Credential theft on the rise
Now a newly digitally savvy sector, retailers are faced with many unwanted issues. The industry’s vulnerability to cyber-attacks has increased as stores of every shape and size pivoted to eCommerce platforms in an attempt to continue trading and remain profitable. Consequently, growing customer information, including personal and financial data, is becoming too challenging to resist malicious cyber hackers. The retail industry continues to be a target for financially motivated criminals looking to cash in on the combination of payment cards and personal information this sector is known for.
In fact, from the 2021 Verizon Data Breach Investigations Report, financial motivation accounts for 99% of breaches. The report also highlighted that 44% of data comprised is payment related, 41% personal and 33% credentials.
Flushing out the insider threats
Some things remain the same, insider threats continue to be a problem for retailers. The pandemic has also had a hand in this. Due to multiple lockdowns, retail institutions have moved and adapted swiftly to adjust their turbulent operations while managing a remote workforce. Without sufficient cybersecurity processes in place to support remote working, retailers are left vulnerable to insider threats. Whether it’s a corrupt employee or an under trained staff force, remote systems not built for self-protection will suffer.

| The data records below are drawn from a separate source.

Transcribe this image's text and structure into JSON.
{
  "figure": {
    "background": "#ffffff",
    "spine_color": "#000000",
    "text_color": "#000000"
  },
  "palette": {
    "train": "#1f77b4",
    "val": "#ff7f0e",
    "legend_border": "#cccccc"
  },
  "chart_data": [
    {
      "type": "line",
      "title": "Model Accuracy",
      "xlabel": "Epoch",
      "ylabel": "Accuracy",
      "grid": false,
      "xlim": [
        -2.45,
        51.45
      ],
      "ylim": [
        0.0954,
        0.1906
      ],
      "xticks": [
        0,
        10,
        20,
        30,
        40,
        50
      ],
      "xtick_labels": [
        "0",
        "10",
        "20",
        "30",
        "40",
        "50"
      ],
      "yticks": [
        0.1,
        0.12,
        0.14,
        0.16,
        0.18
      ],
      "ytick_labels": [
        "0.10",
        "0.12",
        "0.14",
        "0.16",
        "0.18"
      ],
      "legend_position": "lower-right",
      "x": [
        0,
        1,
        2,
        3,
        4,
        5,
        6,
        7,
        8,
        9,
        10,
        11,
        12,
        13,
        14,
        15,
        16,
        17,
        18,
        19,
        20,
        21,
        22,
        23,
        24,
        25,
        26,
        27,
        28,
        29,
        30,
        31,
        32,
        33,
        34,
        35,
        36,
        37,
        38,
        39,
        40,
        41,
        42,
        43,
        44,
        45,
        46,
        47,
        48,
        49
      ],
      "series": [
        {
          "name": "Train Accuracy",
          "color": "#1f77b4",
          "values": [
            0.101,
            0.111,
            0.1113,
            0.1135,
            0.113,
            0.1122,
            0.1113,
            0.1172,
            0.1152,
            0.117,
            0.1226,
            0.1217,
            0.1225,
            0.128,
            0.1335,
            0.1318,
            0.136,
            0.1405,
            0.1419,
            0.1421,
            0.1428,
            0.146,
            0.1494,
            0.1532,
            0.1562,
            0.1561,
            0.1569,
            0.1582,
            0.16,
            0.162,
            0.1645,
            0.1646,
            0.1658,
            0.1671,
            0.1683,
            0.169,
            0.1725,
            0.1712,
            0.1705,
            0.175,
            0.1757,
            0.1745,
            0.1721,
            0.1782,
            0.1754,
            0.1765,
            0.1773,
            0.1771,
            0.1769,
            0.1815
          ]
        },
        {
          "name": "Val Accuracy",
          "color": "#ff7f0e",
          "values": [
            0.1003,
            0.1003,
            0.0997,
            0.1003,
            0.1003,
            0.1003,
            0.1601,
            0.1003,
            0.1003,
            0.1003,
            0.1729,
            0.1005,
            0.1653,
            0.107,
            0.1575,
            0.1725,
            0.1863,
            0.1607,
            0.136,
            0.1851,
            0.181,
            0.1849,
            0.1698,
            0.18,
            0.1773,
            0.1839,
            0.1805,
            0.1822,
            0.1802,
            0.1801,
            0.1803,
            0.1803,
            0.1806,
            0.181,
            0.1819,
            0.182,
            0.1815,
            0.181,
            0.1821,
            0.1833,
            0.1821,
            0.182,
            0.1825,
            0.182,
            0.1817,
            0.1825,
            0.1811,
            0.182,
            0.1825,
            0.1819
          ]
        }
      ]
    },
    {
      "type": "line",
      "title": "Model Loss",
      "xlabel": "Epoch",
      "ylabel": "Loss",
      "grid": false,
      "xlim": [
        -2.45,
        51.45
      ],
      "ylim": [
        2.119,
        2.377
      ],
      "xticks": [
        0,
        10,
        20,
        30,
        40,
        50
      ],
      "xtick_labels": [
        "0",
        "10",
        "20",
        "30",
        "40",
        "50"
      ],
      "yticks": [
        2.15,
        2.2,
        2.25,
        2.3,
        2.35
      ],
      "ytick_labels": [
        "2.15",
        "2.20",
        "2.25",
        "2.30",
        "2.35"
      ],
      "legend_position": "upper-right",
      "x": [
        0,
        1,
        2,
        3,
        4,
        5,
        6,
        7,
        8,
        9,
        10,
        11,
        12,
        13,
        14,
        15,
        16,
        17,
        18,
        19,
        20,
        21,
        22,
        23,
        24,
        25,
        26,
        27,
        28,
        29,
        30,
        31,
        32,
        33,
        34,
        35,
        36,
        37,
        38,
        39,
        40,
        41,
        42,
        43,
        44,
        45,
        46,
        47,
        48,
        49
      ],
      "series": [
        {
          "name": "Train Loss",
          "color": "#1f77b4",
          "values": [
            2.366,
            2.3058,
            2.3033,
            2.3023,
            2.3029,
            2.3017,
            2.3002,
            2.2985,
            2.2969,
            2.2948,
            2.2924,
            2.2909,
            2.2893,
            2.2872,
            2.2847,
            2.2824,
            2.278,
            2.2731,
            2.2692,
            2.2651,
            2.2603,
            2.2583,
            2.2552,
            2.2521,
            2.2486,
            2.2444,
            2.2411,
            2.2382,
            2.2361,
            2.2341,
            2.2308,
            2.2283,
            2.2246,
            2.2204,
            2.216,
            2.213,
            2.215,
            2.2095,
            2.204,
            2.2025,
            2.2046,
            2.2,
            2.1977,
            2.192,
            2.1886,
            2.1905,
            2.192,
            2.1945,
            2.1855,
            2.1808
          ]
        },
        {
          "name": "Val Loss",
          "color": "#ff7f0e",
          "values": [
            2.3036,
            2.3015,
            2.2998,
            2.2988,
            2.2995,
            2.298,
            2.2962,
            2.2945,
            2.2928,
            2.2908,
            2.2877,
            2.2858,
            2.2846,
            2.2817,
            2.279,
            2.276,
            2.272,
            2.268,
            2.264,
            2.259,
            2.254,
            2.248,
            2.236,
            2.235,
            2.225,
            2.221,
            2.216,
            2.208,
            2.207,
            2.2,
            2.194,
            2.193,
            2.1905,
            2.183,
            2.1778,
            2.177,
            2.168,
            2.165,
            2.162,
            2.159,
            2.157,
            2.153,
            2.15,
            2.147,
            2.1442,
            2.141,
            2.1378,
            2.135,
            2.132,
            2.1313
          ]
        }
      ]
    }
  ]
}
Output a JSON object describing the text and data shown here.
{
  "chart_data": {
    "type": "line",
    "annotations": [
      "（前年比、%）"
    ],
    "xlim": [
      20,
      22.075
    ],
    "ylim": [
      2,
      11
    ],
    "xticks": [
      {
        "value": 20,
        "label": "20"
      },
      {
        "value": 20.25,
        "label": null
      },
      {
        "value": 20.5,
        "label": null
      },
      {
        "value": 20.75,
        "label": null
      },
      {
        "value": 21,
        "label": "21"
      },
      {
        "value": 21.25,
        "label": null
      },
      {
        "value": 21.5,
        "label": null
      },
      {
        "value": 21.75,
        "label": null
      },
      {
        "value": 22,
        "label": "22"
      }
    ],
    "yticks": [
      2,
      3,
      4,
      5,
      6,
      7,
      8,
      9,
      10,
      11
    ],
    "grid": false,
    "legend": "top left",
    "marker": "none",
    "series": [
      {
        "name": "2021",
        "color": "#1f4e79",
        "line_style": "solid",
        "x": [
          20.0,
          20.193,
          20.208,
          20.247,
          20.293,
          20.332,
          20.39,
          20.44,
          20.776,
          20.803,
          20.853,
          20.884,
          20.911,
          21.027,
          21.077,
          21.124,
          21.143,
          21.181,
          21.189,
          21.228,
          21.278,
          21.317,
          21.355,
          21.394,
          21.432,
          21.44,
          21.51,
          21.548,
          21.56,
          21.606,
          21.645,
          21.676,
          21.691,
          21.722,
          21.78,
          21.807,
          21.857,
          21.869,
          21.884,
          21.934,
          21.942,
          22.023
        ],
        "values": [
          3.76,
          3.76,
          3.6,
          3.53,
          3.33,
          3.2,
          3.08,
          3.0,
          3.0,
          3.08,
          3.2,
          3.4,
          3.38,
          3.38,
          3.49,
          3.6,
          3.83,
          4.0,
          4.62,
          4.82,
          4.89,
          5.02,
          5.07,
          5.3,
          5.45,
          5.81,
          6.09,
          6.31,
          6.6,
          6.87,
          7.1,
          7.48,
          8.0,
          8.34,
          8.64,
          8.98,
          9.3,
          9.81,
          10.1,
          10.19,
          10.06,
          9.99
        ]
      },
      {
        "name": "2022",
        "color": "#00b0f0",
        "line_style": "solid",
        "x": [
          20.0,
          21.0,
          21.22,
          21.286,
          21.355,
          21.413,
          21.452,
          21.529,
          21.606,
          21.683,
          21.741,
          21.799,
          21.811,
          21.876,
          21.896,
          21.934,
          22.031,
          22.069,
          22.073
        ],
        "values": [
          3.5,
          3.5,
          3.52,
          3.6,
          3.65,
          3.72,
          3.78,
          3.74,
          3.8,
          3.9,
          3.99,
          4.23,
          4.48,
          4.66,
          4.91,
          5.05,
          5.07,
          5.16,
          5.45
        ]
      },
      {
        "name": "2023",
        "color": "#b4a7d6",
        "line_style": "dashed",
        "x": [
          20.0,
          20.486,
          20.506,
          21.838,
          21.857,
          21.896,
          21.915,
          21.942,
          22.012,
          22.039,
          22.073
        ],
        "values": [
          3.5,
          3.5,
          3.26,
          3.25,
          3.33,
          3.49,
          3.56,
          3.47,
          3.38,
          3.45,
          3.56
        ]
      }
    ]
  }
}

What’s more, many retail players have had to outsource parts of their business processes to third parties to survive the turbulence of COVID-19. For example, online ordering relies on huge amounts of planning, supply chain management and delivery partners. The more external parties involved with a company system, leaves the institution more and more vulnerable.
Giving bad bots the boot
Another cybersecurity concern for the retail sector that has escalated during the pandemic is the rise of ‘bad bots’, in fact around 30 percent of all web traffic is made up of them. Bad bots interact with applications in the same way, a legitimate, human user, making them a lot harder to detect and prevent. They enable high-speed abuse, misuse, and attacks on websites, mobile apps, and APIs. They also allow bot operators, attackers, unsavoury competitors, and not to mention, fraudsters, to perform a wide array of malicious activities. Attacks include denial of inventory, scalping, scraping and credential stuffing. Bot attacks result in poor website performance and the exposure of sensitive customer data and lost revenue for the retailer.
A safe future with the cloud
There’s no doubt that technology has been a huge enabler for many retailers to stay relevant over the past 18 months. The move to eCommerce platforms has been a turning point for many. Yet it is the evolution of cloud computing, which was traditionally valued for its cost saving capabilities, that is now invested in for its enablement for future innovation in retail. Cloud-based technologies also allow retail institutions to implement critical cybersecurity measures that prove extremely difficult to penetrate including Zero Trust Architecture (ZTA). Through a ZTA approach, no actor who wants access to the retailer’s resources or services in the network is trusted from the outset. This means every access, whether from outside or inside, is individually authenticated.
Retailers can also lose insider threats, maliciously intended or not through disconnecting the end user environment from the corporate hosting environment. The combination of a cloud security software that only grants access to shared applications and not to the entire corporate network while allowing top-level managers to restrict access to data ensures that sensitive files can only be downloaded from the server to the end device authorisation.
Secure end to end cloud software will also ensure that bad bots are well and truly dealt with. Cloud-based software that includes shielded logins, disconnecting the end user environment as well as ZTA makes the ideal combination to fend off bad bots.
The retail industry will continue to face these evolving cyber threats as the demand for eCommerce increases. However, with customers’ financial and personal data on the line, it is the retailers responsibility to prioritise cyber security. Investing and implementing an end-to-end cloud-based security solution, is a simple yet highly effective way to combat these cyber concerns in 2021.